The CMA’s call for information takes as its starting point the recent increased sophistication of data capture: “The last decade has seen rapid growth in the volume, variety and commercial applications of consumer data, driven by technological developments which enable data to be collected and analysed in increasingly rapid and sophisticated ways. Data exchange is likely to become even more important as mobile internet devices and smart devices become more prevalent”.

Just because you can …

Just because you can do something does not mean that you should do it. That’s been a theme of Computer Weekly’s coverage of Deloitte’s research on data matters in the past few years, particularly its annual Data Nation report, which is produced under the direction of Harvey Lewis, and surveys around 2,000 UK consumers.

The first of the Deloitte reports, in July 2012, found that companies and public sector organisations in the UK needed, said Deloitte, to tread warily when it comes to performing customer data analytics. But, they added, there were opportunities for those who educate their constituencies and are clear about what customer data is used for.

A year later, in 2013, Lewis’s colleague Peter Gooch, privacy practice leader at Deloitte said, regarding the second Data Nation report, that their survey showed that people were: “More aware that something is happening with their data, but they don’t know what that is and there is increased nervousness.

“There is no real sign of a tipping point, where people see their own data as an asset that can be exploited. Consumers recognise their data as an asset to the extent that they want to protect it, but not to the extent of exploiting it.
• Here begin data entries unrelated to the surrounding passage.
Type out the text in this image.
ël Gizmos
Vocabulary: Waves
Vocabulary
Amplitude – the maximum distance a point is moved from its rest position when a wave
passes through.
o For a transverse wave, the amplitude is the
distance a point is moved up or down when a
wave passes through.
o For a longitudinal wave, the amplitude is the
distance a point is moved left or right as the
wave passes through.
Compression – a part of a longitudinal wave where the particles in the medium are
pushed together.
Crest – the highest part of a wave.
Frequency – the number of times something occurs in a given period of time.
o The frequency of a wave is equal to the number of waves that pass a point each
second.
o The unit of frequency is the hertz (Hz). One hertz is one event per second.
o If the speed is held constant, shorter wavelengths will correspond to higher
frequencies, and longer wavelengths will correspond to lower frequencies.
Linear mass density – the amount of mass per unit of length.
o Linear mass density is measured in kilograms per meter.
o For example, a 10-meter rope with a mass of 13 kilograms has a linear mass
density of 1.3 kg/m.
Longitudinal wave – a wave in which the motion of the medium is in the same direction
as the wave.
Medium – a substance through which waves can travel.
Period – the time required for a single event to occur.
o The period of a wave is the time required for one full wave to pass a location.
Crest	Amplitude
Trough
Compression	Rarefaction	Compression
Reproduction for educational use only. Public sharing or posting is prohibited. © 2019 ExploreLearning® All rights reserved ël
“This almost lines up with the path that organisations have followed, going from protection to exploitation, from information security to analytics. Consumers might follow the same journey, but it will happen in pockets”.

The 2014 report, interestingly, found that the NHS was much more trusted than the private sector with personal data. 60% of the 2,025 respondents were most trusting of public healthcare providers and 51% of other public sector organisations. By contrast, 31% trusted social media companies with their data, 34% trusted telephone companies and internet service providers, and 39% were “least concerned” about having banks and credit cards companies having their personal data.

Does this comparative trust in the NHS offer a platform on which better health outcomes can be built through clinical research on open data, or is it a fragile element that could be squandered? The Nuffield Council on Bioethics has published a report critical of the Department of Health’s care.data programme, which aims to transfer the medical records of all NHS patients in England from GP surgeries to a central database, under an opt-out rather than an opt-in model.

The report, ‘Public participation should be at the heart of big data projects‘, make these arresting points:

“as data sets are increasingly linked or re-used in different contexts to generate new information, it becomes increasingly difficult to prevent the re-identification of individuals. On its own, consent cannot protect individuals from the potentially harmful consequences of data misuse, nor does it ensure that all their interests are protected. Therefore, good governance is essential to ensure that systems are designed to meet people’s reasonable expectations about how their data will be used, including their expectations about a sufficient level of protection”.

The report also cites Professor Michael Parker, the University of Oxford: “Compliance with the law is not enough to guarantee that a particular use of data is morally acceptable – clearly not everything that can be done should be done. Whilst there can be no one-size-fits-all solution, people should have say in how their data are used, by whom and for what purposes, so that the terms of any project respect the preferences and expectations of all involved.”

Data governance in the era of big data is a troublesome business. I’m chairing a panel on ‘Data governance as corporate IT is remade by cloud, mobile, social and big data‘ at the Data Governance Conference Europe on 20 May, London, and this will explore some of these issues.

Meanwhile, the CMA call for information deadline is 6 May.